I kind of agree with Ron...a 300/2.8 and a 1.4x TC would be VERY handy for swim meet shots. I used to have a 200/2 and a 300/2.8 and a 300/4, 70-200/2.8,100-300 f/4, an some other lenses, all at the same time, and was shooting one to four weekly sports assignments for two local-area newspapers. I found that on my then 1.5x crop Nikon D2x at 5 frames per second in full-field and 8.2 fps in 2.0x High Speed Crop mode, that firing rate was not as important as timing, and waiting to see the right shot, then shooting the shot at the precise time; however now that camera firing rates have gone way,way faster, perhaps 14 fps would allow you to get that one,single,good shot split into 3 or 4 frames on either side of the "ideal" shot. I found the 200/2 to be the fastest-focusing lens I have ever seen, and useful with the Nikon 1.4x TC 1.4e-II. 200mm x1.5x FOV made that basically a 300mm e-View.

For example, when a breast stroke swimmer comes up out of the water, and the water is draining off of the eye area and the nose, there's that little "curtain" of water...I think if you could have a camera that shot at 14 fps, you'd be able to trigger off 3- to 5-frame bursts of the best action, and have more to choose from. At five frames per second, there's typically only _ONE_ single frame that's clearly the best.

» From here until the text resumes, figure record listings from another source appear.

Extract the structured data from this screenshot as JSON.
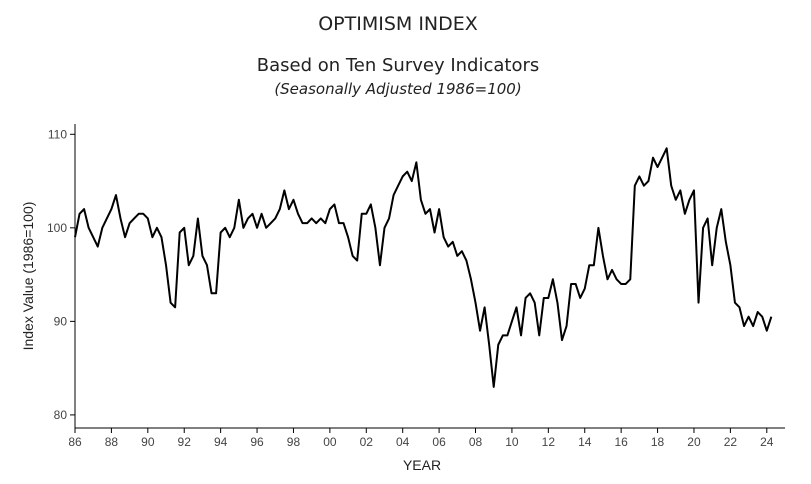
{
  "chart_data": {
    "type": "line",
    "title": "OPTIMISM INDEX",
    "subtitle": "Based on Ten Survey Indicators",
    "note": "(Seasonally Adjusted 1986=100)",
    "x_label": "YEAR",
    "y_label": "Index Value (1986=100)",
    "xlim": [
      1986,
      2025
    ],
    "ylim": [
      78.6,
      111.1
    ],
    "xticks": [
      {
        "value": 1986,
        "label": "86"
      },
      {
        "value": 1988,
        "label": "88"
      },
      {
        "value": 1990,
        "label": "90"
      },
      {
        "value": 1992,
        "label": "92"
      },
      {
        "value": 1994,
        "label": "94"
      },
      {
        "value": 1996,
        "label": "96"
      },
      {
        "value": 1998,
        "label": "98"
      },
      {
        "value": 2000,
        "label": "00"
      },
      {
        "value": 2002,
        "label": "02"
      },
      {
        "value": 2004,
        "label": "04"
      },
      {
        "value": 2006,
        "label": "06"
      },
      {
        "value": 2008,
        "label": "08"
      },
      {
        "value": 2010,
        "label": "10"
      },
      {
        "value": 2012,
        "label": "12"
      },
      {
        "value": 2014,
        "label": "14"
      },
      {
        "value": 2016,
        "label": "16"
      },
      {
        "value": 2018,
        "label": "18"
      },
      {
        "value": 2020,
        "label": "20"
      },
      {
        "value": 2022,
        "label": "22"
      },
      {
        "value": 2024,
        "label": "24"
      }
    ],
    "yticks": [
      80,
      90,
      100,
      110
    ],
    "x": [
      1986,
      1986.25,
      1986.5,
      1986.75,
      1987,
      1987.25,
      1987.5,
      1987.75,
      1988,
      1988.25,
      1988.5,
      1988.75,
      1989,
      1989.25,
      1989.5,
      1989.75,
      1990,
      1990.25,
      1990.5,
      1990.75,
      1991,
      1991.25,
      1991.5,
      1991.75,
      1992,
      1992.25,
      1992.5,
      1992.75,
      1993,
      1993.25,
      1993.5,
      1993.75,
      1994,
      1994.25,
      1994.5,
      1994.75,
      1995,
      1995.25,
      1995.5,
      1995.75,
      1996,
      1996.25,
      1996.5,
      1996.75,
      1997,
      1997.25,
      1997.5,
      1997.75,
      1998,
      1998.25,
      1998.5,
      1998.75,
      1999,
      1999.25,
      1999.5,
      1999.75,
      2000,
      2000.25,
      2000.5,
      2000.75,
      2001,
      2001.25,
      2001.5,
      2001.75,
      2002,
      2002.25,
      2002.5,
      2002.75,
      2003,
      2003.25,
      2003.5,
      2003.75,
      2004,
      2004.25,
      2004.5,
      2004.75,
      2005,
      2005.25,
      2005.5,
      2005.75,
      2006,
      2006.25,
      2006.5,
      2006.75,
      2007,
      2007.25,
      2007.5,
      2007.75,
      2008,
      2008.25,
      2008.5,
      2008.75,
      2009,
      2009.25,
      2009.5,
      2009.75,
      2010,
      2010.25,
      2010.5,
      2010.75,
      2011,
      2011.25,
      2011.5,
      2011.75,
      2012,
      2012.25,
      2012.5,
      2012.75,
      2013,
      2013.25,
      2013.5,
      2013.75,
      2014,
      2014.25,
      2014.5,
      2014.75,
      2015,
      2015.25,
      2015.5,
      2015.75,
      2016,
      2016.25,
      2016.5,
      2016.75,
      2017,
      2017.25,
      2017.5,
      2017.75,
      2018,
      2018.25,
      2018.5,
      2018.75,
      2019,
      2019.25,
      2019.5,
      2019.75,
      2020,
      2020.25,
      2020.5,
      2020.75,
      2021,
      2021.25,
      2021.5,
      2021.75,
      2022,
      2022.25,
      2022.5,
      2022.75,
      2023,
      2023.25,
      2023.5,
      2023.75,
      2024,
      2024.25
    ],
    "series": [
      {
        "color": "#000000",
        "values": [
          99,
          101.5,
          102,
          100,
          99,
          98,
          100,
          101,
          102,
          103.5,
          101,
          99,
          100.5,
          101,
          101.5,
          101.5,
          101,
          99,
          100,
          99,
          96,
          92,
          91.5,
          99.5,
          100,
          96,
          97,
          101,
          97,
          96,
          93,
          93,
          99.5,
          100,
          99,
          100,
          103,
          100,
          101,
          101.5,
          100,
          101.5,
          100,
          100.5,
          101,
          102,
          104,
          102,
          103,
          101.5,
          100.5,
          100.5,
          101,
          100.5,
          101,
          100.5,
          102,
          102.5,
          100.5,
          100.5,
          99,
          97,
          96.5,
          101.5,
          101.5,
          102.5,
          100,
          96,
          100,
          101,
          103.5,
          104.5,
          105.5,
          106,
          105,
          107,
          103,
          101.5,
          102,
          99.5,
          102,
          99,
          98,
          98.5,
          97,
          97.5,
          96.5,
          94.5,
          92,
          89,
          91.5,
          87.5,
          83,
          87.5,
          88.5,
          88.5,
          90,
          91.5,
          88.5,
          92.5,
          93,
          92,
          88.5,
          92.5,
          92.5,
          94.5,
          92,
          88,
          89.5,
          94,
          94,
          92.5,
          93.5,
          96,
          96,
          100,
          97,
          94.5,
          95.5,
          94.5,
          94,
          94,
          94.5,
          104.5,
          105.5,
          104.5,
          105,
          107.5,
          106.5,
          107.5,
          108.5,
          104.5,
          103,
          104,
          101.5,
          103,
          104,
          92,
          100,
          101,
          96,
          100,
          102,
          98.5,
          96,
          92,
          91.5,
          89.5,
          90.5,
          89.5,
          91,
          90.5,
          89,
          90.5
        ]
      }
    ]
  }
}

But...does 14 fps have autofocusing, or is the focus locked at the start of the burst? If so, it might not always be useful.

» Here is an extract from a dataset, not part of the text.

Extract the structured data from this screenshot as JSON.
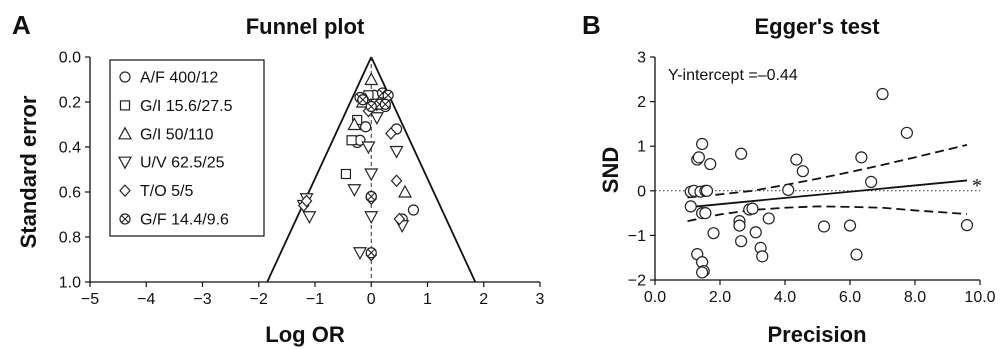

I dunno...you live in California, where the light is beautiful and bright...but still...I think the 100-400 at f/4.5 to f/5.6 is a bit slow, aperture-wise, BUT it's really a fantastic range for a full-frame camera! 100 to 400 millimeters is really a nice focal length range for outdoor sports like swimming.

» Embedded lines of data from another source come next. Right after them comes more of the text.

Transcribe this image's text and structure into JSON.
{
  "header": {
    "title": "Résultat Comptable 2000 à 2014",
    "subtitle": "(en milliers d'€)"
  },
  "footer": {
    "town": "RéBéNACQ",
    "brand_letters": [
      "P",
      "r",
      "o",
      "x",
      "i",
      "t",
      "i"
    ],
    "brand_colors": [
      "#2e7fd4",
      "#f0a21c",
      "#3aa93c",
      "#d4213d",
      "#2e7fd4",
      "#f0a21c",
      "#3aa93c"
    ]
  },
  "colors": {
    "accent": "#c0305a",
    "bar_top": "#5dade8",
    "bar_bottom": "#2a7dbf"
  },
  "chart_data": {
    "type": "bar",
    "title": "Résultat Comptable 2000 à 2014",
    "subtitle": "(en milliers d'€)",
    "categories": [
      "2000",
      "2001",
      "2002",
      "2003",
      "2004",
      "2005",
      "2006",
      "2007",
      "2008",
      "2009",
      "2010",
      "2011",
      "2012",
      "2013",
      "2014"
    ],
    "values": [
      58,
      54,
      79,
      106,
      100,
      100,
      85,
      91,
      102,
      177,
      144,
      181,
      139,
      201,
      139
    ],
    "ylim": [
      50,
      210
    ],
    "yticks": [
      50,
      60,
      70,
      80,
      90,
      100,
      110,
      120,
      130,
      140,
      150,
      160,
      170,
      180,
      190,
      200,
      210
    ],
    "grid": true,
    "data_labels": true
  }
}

I don't want this to sound condescending, but I think maybe some professional training, some lessons from an actual, qualified professional sports shooter, might be worth more than any new camera or lens. I bet that you could find somebody who could give you some high-level instruction,and that that might help your shots more than new gear. I looked at your Facebook pages a week ago,and saw some swim meet stuff: I think better shooting positioning and "working smarter" is mostly what you need to do. Just some basic tips, some strategies, and you're there.


----------



## TonyUSA (Oct 15, 2018)

Thank you so much everyone for your value advice.


----------



## TonyUSA (Oct 28, 2018)

ac12 said:


> What new lens were you considering?  The lens that I see missing from your signature is the 24-70/2.8.


300mm f/2.8 or 400mm f/2.8



ac12 said:


> Where have you run into issues where you wish you had a different piece of gear, camera or lens?


Want better pictures, 70-200 is too short, sometime the buffer couldn't keep up.

Thank you,


----------



## TonyUSA (Oct 28, 2018)

Derrel said:


> I don't want this to sound condescending, but I think maybe some professional training, some lessons from an actual, qualified professional sports shooter, might be worth more than any new camera or lens. I bet that you could find somebody who could give you some high-level instruction,and that that might help your shots more than new gear. I looked at your Facebook pages a week ago,and saw some swim meet stuff: I think better shooting positioning and "working smarter" is mostly what you need to do. Just some basic tips, some strategies, and you're there.


I contacted Sports Shooter Academy last week but no reply yet.  If you have any suggestion on any other professional training in Southern CA please advise.
Sports Shooter Academy


----------



## ronlane (Oct 28, 2018)

Consider a subscription to KelbyOne. They have some video's from professional sports shooters with plenty of good suggestions and training.


----------



## TonyUSA (Oct 29, 2018)

Thank you,


----------